Zira Allah Rasûlü (s.a.s), "Bizi aldatan bizden değildir" demiştir. Aldatmanın en çirkini ise; Allah ile aldatmaktır. Huzur İslam'da, evet ama Müslümanlar huzursuz! Oysa gönül isterdi ki Müslüman İslam'ın aynası olsun! Dışarıdan bakanlar, İslam’ı yalnızca kılık kıyafet ve Namazdan ibaret görüyor. Hâlbuki İslamiyet tam bir sosyal hayat düzenleyicidir.
Fakat maalesef ibadeti "yan sanayi ürünü" mantığıyla ve salt bir ambalaj benzerliğiyle ifa etmek suretiyle görevini yaptığına inanan bir toplum oluştu. İbadeti "yan sanayi ürünü" mantığıyla ve salt bir ambalaj benzerliğiyle ifa eden bireylerle İslam coğrafyasının günümüz sorunlarını çözmek imkânsız gibi görünmektedir. Maalesef günümüzde ibadeti içeriğinden ve karşıladığı asli felsefesinden arî bir şekilde sadece şekilsel ve görünen kısmıyla yerine getiren Müslümanlar türemiş. Namazı sadece bazı okuma ve hareketten, haccı bazı yerlere yapılması gereken bir ziyaretten, orucu belirli vakitte aç ve susuz kalmaktan, zekâtı sadece parasal bir değerden veya para vermekten ibaret görmek; ne İslam’ın ne de bu ibadetlerin farz kılınma ruhunun ve felsefesinin insanlara vermek istediğini vermeyecektir.
Aslında bu ibadetler "yan sanayi ürünü" mantığıyla yapıldığından İslam coğrafyasında bu sorunlar yaşanmaktadır denilse yeridir. "Yan sanayi ürünü" mantığıyla ifa edilen ibadetler, bu ibadetlerin aslına uygun yapıldığından insanlığa katacağı erdemleri vermesi düşünülemez. Günümüzde iman-amel ilişkisini görmezden gelen, İslam’ın itikadî yanını kavrayamayan ve İslam’ın bu felsefî anlayışını önemsemeden ibadetin sadece şeklinin yerine getirilerek oluşacak bir "dindarlığın" yeterli olabileceğini varsayan Müslüman bireyler oluşup çoğalınca, "Ey iman edenler! İman ediniz! 4/136" ayetinin ne demek istediğini daha iyi anladım ve kavradım.
Ahlak, mahalle baskısı ve dayatılan yaşam tarzı ile oluşan ÇELİŞKİ!
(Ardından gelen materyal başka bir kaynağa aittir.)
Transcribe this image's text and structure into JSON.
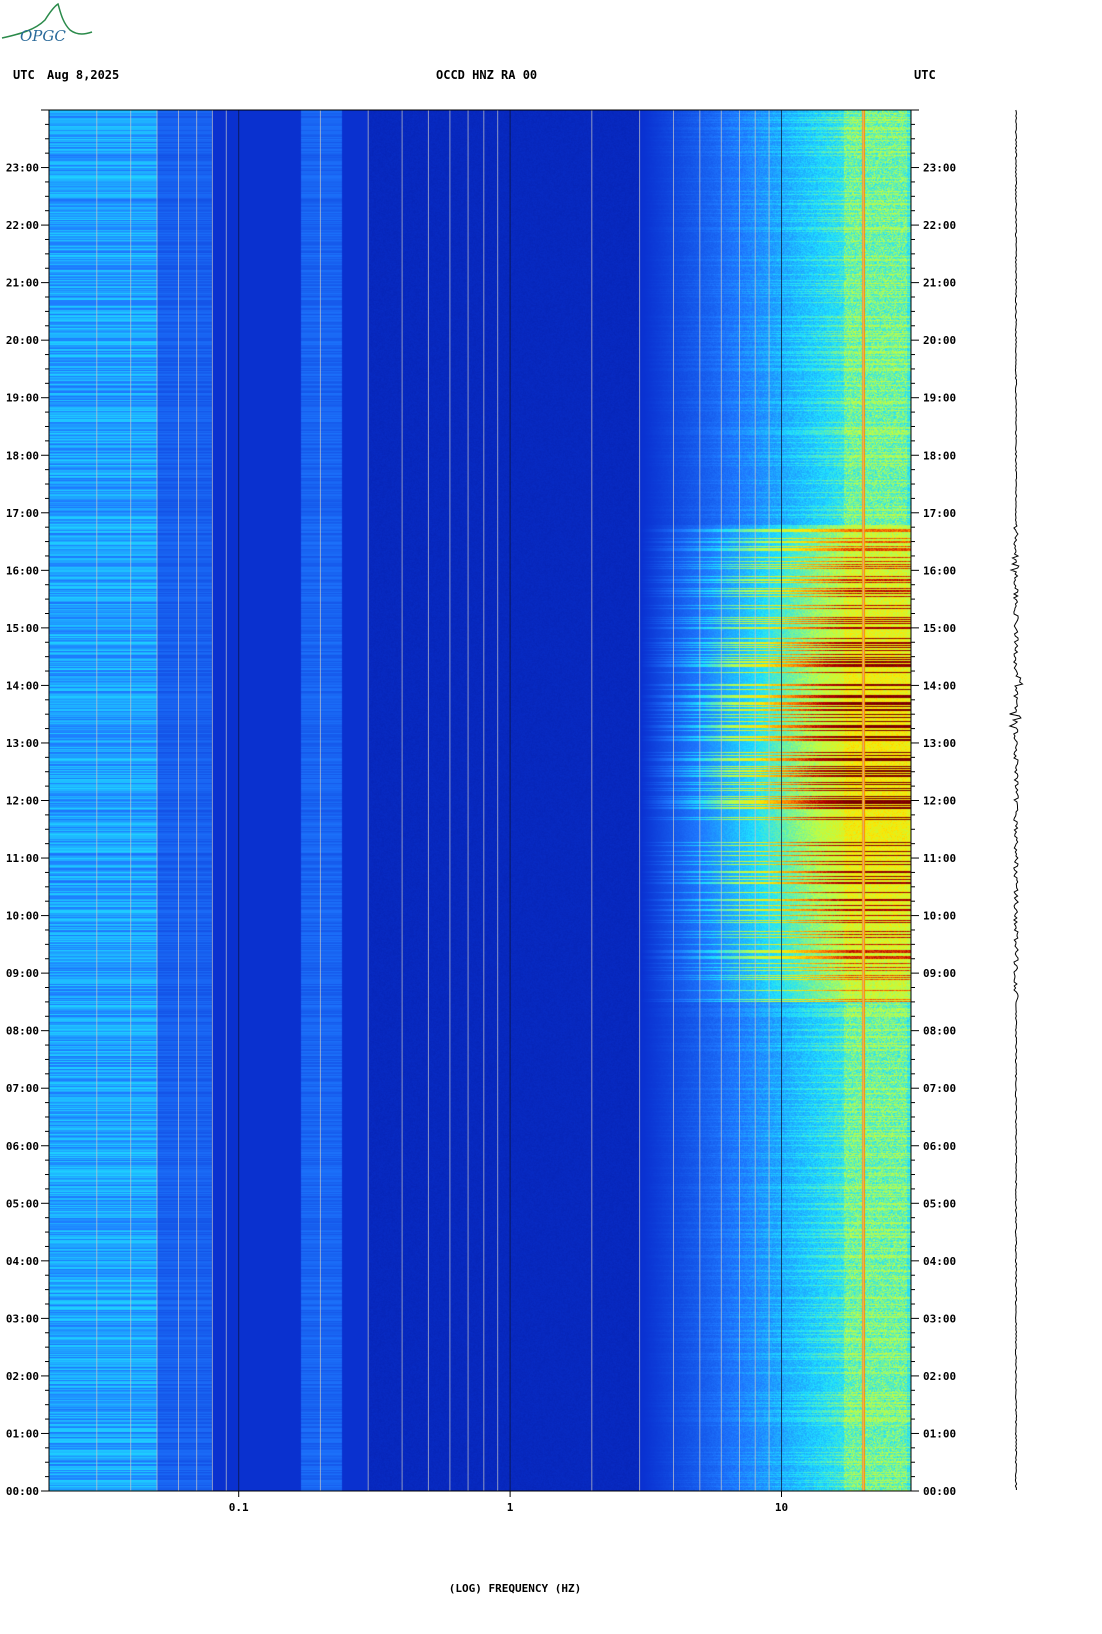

İslam’ın aslına uygun yaşanması ve toplumda böylesi bir algının oluşması ve için ilmiyle amil âlimlere-ilahiyatçılara ihtiyaç vardır. İlahiyatçı bürokratlar yetiştirmek, din âlimi yetiştirmek anlamına gelmez. Günümüz İslam dünyası artık bunun farkına varmalıdır. İlahiyatçı bürokratlar yetiştirmekten ziyade din âlimi yetiştirmeye yönelmelidir! Herkes hata yapabilir ama sadece kâmil insan olan hatasını kabullenip hatadan döner!
Farkında değilsiniz belki ama herkes canının istediğini yapıyor diye, dünya cansız kalmak üzere! Bazen tüm sorumluluk sizdedir... Ve buna rağmen sorumluluğunuzun gereğini yerine getirmek yerine, başkasını suçlamak için çırpınır durursunuz! Sanılanın aksine bu çırpınış, çözümsüzlüğü derinleştirmekten başka hiç bir işe yaramıyor!